At least a gloomy day has its own kind of beauty in the woods.

It’s a gloomy day outside, and I don’t feel like doing anything. Even the dog is apathetic, with just a desultory tail waggle when I let her outside. Maybe the isolation is getting to me. It’s not just two days. My elderly mother, who is doubly vulnerable with asthma, and I have been pretty much self-isolating for two weeks now.

You don’t realize how much you get out of simple interactions, like nodding to the person monitoring the self-checkout lane, until you don’t have them.

Mom and I cut the cable some time ago, so we have been watching The News Hour as it is uploaded in the evenings, and Amanpour and Company in the mornings. This morning (to us) Christiane interviewed David Kessler, who was involved in identifying the five stages of grief and is now proposing a sixth (finding meaning).

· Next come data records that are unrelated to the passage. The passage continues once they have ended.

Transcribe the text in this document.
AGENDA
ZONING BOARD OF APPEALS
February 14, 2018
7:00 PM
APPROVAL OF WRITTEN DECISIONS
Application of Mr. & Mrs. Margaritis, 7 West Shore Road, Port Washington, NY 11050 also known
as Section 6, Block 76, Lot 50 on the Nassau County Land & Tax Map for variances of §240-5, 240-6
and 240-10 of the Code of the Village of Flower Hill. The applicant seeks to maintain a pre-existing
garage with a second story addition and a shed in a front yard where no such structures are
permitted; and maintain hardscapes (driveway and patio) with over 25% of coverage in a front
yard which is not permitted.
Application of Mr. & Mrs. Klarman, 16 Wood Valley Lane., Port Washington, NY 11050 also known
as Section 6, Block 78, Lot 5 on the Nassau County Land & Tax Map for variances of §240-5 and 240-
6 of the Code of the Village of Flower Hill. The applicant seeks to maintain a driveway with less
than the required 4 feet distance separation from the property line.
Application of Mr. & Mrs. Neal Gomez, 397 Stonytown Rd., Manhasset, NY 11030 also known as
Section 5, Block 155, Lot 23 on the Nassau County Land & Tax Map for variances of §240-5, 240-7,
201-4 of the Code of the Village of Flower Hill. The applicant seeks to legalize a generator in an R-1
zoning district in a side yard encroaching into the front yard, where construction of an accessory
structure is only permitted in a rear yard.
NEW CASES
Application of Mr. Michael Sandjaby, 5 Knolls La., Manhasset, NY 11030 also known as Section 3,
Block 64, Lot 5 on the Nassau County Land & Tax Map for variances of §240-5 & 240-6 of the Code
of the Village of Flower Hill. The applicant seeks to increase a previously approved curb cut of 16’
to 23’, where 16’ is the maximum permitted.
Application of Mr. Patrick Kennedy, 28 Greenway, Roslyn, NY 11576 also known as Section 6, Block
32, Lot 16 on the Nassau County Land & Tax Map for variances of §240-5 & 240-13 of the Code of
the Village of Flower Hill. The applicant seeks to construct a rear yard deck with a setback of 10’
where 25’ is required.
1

Kessler posits that right now we are all grieving. We are grieving the changes to our world. He says grief can be described as a reaction to a change we don’t like. This feels about right to me. There are many changes now that none of us like. And it is fair to say we have lost the world as we knew it for the foreseeable future.

But I can’t let myself get too glum. I only have to compare my situation to that of prior generations to feel pretty lucky. Before vaccines and modern supportive medical equipment, it wasn’t just the 1918 flu sending the grim reaper to stalk the streets. Measles, mumps, rubella, and pertussis carried children off in recurring waves. Cholera swept through communities when the water supply was contaminated. Polio claimed lives and mobility. And of course, Balto had to save Nome, Alaska from diphtheria.

And it isn’t just the medical advances that make this a pretty good time to be holed up at home. Can you imagine being on a stay at home order even in the 80s, before the internet? What about before ubiquitous cable? What about before TV? What about before radio? Isolation could be so much more isolated!

In the modern world, we can be isolated together.

Signing off. Stay safe, everyone, and take care of you and yours.